Three billion people now use Facebook. There are a lot of elderly people there 2023

Facebook claims its alive. Young people have been arguing for years that Facebook is for “old people,” but Facebook wants you to know otherwise.

Now that TikTok, its main rival, is under official inspection amid rising U.S.-China tensions, Facebook may be able to pitch itself as a local alternative.

Devin Walsh and others have moved on.

“I don’t remember my last login. Walsh, 24, a Manhattan public relations professional, claimed it must have been years ago.

She checks Instagram, owned by Facebook parent Meta, five or six times a day. She spends an hour a day scrolling on TikTok, letting the computer identify stuff “I didn’t even know I was interested in.”

Walsh can’t picture reusing Facebook, which she joined in 6th grade.

There are 3 billion people on Facebook. In many cases, they are rather elderly.

“Branding, right? Walsh stated, “When I think of Facebook, I think ugh, like cheugy, older people, like parents posting pictures of their kids, random status updates and also people fighting about political issues,” using the Gen Z phrase for uncool stuff.

The hip pre-iPhone social networking site is approaching 20 years old. For those who came of age around the time Mark Zuckerberg established thefacebook.com from his Harvard dorm room in 2004, it’s been irrevocably baked into daily life—even if it’s faded into the background.

Facebook has a peculiar problem. 3 billion people visit it monthly. That’s over a third of humanity. 2 billion login daily.
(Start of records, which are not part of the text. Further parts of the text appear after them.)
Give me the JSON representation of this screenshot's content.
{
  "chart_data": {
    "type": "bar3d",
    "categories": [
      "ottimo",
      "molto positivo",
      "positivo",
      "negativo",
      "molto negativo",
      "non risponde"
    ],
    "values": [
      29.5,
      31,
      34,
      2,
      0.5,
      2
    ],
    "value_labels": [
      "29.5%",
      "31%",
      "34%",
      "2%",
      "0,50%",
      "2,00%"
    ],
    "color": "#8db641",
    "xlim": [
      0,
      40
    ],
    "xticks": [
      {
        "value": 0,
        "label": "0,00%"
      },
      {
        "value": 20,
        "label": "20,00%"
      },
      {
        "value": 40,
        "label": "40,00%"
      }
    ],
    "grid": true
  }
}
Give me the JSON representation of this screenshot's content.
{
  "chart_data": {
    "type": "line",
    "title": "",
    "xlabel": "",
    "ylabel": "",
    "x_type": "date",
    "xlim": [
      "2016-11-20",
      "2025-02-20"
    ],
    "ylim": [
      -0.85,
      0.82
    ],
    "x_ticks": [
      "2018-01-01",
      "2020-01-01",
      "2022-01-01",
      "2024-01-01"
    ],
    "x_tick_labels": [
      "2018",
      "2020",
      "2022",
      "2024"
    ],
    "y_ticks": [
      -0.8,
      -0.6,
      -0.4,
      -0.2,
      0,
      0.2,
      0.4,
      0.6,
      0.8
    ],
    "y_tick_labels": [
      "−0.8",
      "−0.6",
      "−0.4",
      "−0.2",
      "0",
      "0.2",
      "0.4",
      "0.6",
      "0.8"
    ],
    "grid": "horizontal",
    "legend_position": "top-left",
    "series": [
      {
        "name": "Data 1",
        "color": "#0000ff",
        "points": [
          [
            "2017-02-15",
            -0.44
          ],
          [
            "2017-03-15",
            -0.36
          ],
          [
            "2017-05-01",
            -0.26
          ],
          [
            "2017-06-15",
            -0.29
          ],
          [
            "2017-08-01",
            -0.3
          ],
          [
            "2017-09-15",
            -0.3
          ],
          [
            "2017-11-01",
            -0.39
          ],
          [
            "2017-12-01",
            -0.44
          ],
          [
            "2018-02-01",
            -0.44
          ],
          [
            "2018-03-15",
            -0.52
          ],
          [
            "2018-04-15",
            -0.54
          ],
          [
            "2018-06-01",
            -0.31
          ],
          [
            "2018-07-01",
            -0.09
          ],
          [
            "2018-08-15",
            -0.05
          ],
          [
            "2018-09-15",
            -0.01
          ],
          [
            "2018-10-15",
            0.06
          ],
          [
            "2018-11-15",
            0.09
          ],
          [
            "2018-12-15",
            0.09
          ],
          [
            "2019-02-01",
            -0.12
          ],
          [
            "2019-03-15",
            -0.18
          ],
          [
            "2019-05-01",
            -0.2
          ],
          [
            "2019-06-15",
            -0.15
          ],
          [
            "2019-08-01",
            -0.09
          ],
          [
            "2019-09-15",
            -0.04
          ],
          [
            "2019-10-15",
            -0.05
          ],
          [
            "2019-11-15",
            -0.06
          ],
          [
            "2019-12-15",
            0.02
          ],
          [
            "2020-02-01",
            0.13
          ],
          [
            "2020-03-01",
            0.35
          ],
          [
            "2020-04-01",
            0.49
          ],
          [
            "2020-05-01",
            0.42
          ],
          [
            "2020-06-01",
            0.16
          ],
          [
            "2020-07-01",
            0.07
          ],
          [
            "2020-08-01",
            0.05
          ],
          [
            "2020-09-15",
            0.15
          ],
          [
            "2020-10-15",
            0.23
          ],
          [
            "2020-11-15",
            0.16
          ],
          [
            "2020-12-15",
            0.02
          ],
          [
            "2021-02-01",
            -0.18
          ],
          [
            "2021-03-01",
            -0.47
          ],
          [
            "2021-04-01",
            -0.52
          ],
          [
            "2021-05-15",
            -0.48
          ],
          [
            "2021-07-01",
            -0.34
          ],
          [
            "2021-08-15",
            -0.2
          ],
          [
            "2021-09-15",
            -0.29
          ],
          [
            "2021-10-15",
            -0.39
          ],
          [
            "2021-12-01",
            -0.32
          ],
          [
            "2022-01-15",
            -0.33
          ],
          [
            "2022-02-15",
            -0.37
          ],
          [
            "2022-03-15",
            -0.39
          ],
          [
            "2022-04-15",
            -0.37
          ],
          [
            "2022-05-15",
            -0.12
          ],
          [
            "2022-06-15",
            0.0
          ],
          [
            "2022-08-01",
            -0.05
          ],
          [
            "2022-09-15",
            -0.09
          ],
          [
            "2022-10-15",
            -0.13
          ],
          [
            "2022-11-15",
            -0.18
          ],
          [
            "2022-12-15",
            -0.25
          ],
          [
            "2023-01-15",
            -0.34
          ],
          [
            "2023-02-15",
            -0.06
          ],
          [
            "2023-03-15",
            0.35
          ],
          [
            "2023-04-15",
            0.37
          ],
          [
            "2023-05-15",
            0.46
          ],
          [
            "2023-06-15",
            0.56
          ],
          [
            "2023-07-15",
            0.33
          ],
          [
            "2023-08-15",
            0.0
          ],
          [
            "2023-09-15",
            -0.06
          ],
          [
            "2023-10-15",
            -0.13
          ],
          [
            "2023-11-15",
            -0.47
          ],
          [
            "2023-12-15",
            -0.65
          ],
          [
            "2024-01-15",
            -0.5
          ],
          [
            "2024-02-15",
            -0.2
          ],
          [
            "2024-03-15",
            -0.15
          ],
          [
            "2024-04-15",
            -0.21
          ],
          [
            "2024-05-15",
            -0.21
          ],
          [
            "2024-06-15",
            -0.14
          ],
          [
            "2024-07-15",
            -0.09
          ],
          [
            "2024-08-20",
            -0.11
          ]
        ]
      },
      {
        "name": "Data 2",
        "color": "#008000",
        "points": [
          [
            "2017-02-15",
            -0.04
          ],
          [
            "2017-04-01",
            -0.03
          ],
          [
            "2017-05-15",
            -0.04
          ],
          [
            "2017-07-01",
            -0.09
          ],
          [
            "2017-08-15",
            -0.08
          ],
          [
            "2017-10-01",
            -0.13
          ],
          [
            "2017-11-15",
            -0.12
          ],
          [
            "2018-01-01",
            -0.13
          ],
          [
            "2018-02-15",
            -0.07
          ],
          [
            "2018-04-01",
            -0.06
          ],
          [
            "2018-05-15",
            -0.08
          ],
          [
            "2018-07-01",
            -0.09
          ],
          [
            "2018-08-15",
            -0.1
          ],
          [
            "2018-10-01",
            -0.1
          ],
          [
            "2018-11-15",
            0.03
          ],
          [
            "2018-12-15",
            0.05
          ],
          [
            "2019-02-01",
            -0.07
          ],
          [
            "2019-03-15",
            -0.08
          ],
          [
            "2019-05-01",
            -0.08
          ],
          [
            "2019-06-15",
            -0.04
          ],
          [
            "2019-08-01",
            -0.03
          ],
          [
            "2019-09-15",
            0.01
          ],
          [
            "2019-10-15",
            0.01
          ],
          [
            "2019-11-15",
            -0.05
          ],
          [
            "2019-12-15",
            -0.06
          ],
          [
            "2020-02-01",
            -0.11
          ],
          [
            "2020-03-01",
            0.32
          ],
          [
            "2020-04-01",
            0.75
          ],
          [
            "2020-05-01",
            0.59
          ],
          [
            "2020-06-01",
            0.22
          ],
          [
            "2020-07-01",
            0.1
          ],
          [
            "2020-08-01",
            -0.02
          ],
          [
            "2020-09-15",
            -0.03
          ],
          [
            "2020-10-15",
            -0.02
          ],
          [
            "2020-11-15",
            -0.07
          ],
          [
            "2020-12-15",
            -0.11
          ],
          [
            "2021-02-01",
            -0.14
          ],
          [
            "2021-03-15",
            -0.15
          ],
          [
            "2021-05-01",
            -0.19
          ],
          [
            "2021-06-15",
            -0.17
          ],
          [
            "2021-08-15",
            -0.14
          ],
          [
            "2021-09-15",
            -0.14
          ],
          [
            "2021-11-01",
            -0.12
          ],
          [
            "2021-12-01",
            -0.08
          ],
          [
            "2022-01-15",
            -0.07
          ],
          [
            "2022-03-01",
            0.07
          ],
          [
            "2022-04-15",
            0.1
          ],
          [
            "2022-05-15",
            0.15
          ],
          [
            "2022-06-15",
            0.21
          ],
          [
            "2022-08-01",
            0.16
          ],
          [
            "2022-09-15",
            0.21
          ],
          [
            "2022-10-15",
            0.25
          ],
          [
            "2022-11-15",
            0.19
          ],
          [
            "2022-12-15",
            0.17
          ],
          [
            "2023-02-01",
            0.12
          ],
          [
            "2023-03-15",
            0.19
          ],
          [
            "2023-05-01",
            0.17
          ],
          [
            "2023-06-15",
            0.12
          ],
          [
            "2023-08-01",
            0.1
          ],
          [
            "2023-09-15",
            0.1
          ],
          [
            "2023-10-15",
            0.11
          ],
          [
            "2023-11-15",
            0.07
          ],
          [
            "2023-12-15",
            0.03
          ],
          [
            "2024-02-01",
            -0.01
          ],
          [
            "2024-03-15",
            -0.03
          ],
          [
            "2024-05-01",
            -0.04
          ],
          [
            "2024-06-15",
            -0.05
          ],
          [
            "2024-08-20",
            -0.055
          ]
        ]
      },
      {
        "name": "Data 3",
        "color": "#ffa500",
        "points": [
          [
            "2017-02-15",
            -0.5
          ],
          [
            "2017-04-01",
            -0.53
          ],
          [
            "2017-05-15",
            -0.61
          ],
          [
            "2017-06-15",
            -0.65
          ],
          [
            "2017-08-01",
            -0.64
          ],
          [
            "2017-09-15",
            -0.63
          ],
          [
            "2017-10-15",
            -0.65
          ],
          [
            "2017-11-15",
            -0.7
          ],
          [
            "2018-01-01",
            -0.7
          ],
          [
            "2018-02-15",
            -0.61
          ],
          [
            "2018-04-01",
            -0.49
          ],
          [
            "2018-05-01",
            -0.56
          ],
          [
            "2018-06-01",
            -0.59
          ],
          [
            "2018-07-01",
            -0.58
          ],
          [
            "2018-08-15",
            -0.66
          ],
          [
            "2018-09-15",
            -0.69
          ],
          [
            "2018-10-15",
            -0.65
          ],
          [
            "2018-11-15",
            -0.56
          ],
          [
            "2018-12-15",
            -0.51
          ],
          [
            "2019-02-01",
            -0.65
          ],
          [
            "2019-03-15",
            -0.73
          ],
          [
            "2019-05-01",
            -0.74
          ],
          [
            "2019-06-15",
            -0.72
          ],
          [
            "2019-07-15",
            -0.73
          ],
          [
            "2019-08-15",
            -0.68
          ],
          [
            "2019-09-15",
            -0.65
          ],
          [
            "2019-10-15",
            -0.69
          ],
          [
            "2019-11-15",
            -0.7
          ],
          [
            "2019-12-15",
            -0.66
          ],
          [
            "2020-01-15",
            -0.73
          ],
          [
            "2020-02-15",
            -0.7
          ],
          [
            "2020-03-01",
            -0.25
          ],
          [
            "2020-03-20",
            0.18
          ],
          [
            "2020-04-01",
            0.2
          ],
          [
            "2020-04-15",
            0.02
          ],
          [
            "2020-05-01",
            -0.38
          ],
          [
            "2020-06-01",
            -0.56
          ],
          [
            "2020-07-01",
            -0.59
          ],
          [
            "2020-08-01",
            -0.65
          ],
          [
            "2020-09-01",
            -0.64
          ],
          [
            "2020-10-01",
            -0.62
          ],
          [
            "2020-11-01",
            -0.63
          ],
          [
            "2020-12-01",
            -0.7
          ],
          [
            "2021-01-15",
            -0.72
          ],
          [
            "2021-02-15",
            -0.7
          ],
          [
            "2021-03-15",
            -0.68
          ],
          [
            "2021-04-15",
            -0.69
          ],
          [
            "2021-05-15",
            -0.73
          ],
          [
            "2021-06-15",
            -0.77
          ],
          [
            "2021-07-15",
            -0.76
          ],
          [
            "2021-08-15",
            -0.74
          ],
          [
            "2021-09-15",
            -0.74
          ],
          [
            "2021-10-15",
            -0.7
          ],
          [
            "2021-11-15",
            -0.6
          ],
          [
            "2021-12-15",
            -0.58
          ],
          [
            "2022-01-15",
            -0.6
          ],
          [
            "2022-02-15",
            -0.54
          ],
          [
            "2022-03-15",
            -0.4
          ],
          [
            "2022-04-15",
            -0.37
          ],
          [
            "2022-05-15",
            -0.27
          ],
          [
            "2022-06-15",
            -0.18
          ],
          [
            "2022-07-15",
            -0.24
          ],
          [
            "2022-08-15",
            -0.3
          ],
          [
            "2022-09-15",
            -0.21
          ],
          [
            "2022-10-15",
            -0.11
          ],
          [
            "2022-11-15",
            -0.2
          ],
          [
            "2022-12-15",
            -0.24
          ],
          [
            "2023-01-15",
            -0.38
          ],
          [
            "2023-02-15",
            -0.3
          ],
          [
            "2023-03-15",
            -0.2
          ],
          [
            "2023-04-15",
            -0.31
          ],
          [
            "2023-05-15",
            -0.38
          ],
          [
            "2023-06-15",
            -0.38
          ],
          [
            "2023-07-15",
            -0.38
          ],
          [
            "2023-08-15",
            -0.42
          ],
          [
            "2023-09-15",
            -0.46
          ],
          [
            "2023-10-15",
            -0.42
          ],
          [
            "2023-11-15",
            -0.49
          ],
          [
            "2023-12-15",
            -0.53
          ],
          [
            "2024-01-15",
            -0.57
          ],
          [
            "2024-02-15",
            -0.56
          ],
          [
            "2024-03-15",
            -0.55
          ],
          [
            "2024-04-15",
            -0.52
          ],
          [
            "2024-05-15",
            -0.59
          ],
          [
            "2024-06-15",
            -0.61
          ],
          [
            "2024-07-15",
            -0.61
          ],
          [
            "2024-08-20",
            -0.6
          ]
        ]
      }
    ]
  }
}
After 20 years, it still struggles for relevance and survival.

It’s not for middle schoolers or those who joined up in middle school. Without this trend-setting group, Facebook, parent company Meta’s major income generator, risks becoming boring like email.

Not always. Facebook was the cultural touchstone, cited in everyday discussions and late-night TV, and even the subject of a Hollywood movie for over a decade. The cool kids abandoned MySpace, which started a year earlier, for Facebook. MySpace’s 2005 sale to staid News Corp. didn’t help.

“It was this weird combination…no one knew how technology worked, but we all needed to become mini coders to have a MySpace. So stressful.” Moira Gaynor, 28, said. Perhaps that’s why Facebook took off. Because compared to MySpace it was this gorgeous, integrated, great interaction area that we didn’t have previously and really needed after fighting with MySpace for so long.”

Zuckerberg, a visionary, refused to sell Facebook and led the mobile revolution. While some alternatives emerged—remember Orkut?—they typically petered out as Facebook climbed, apparently unstoppable despite privacy issues and a failure to handle hate speech and disinformation. 2015 saw a billion daily users.

Debra Aho Williamson, an Insider Intelligence analyst who’s studied Facebook from its early days, says younger users are dropping but doesn’t anticipate Facebook going anywhere soon.

Facebook’s 20th anniversary shows Mark’s collegiate progress. “It’s amazing,” she said. It’s powerful globally.

AOL was once dominant, but its user base has aged, and today an aol.com email address is just a joke about technologically ignorant older folks.

In an interview with The Associated Press, Facebook CEO Tom Alison sounded upbeat about the platform’s intentions to attract young adults.

“We used to have a team at Facebook that was focused on younger cohorts, or maybe there was a project or two dedicated to coming up with new ideas,” Alison added. “About two years ago we said no — our entire product line needs to change and evolve and adapt to young adults.”

“Social discovery,” he says.

“It’s driven by what the next generation wants from social media. Alison added, “We want Facebook to be the place where you can connect with the people you know, want to know, and should know.”

It relies on AI. Like TikTok, Facebook hopes to utilize its tremendous technologies to win back young adults’ hearts and eyes. Facebook and Instagram users get TikTok-like reels as they check in. Private texting, too.

“What we are seeing is more people wanting to share reels, discuss reels, and we’re starting to integrate messaging features back into the app to again allow Facebook to be a place where you discover great things that are relevant to you, but you share and discuss those with people,” Alison said.

Facebook has refused to share user demographics, which would reveal its performance among young adults. However, outside researchers report a decline. Teenagers are also recruited, but Facebook appears to have scaled back due to mental health concerns.

Young people influence communication’s future. Young folks flocked toward Facebook, basically. “And we see that happening with pretty much every social platform that has come on the scene since Facebook,” Williamson added. Insider believes that half of TikTok users are 12–24 this year.

Williamson doesn’t see this trend reversing, while Insider’s forecasts only stretch until 2026. Slow decay. The research company anticipates 28% of U.S. Facebook users will be 18–34 that year, compared to 46% for TikTok and 42% for Instagram. 12-17-year-olds had higher numbers.

I think they should stop being sociable. That’s gone. But why not? said San Diego-based government worker Gaynor. Marketplace’s great. I bought most of my furnishings after moving.”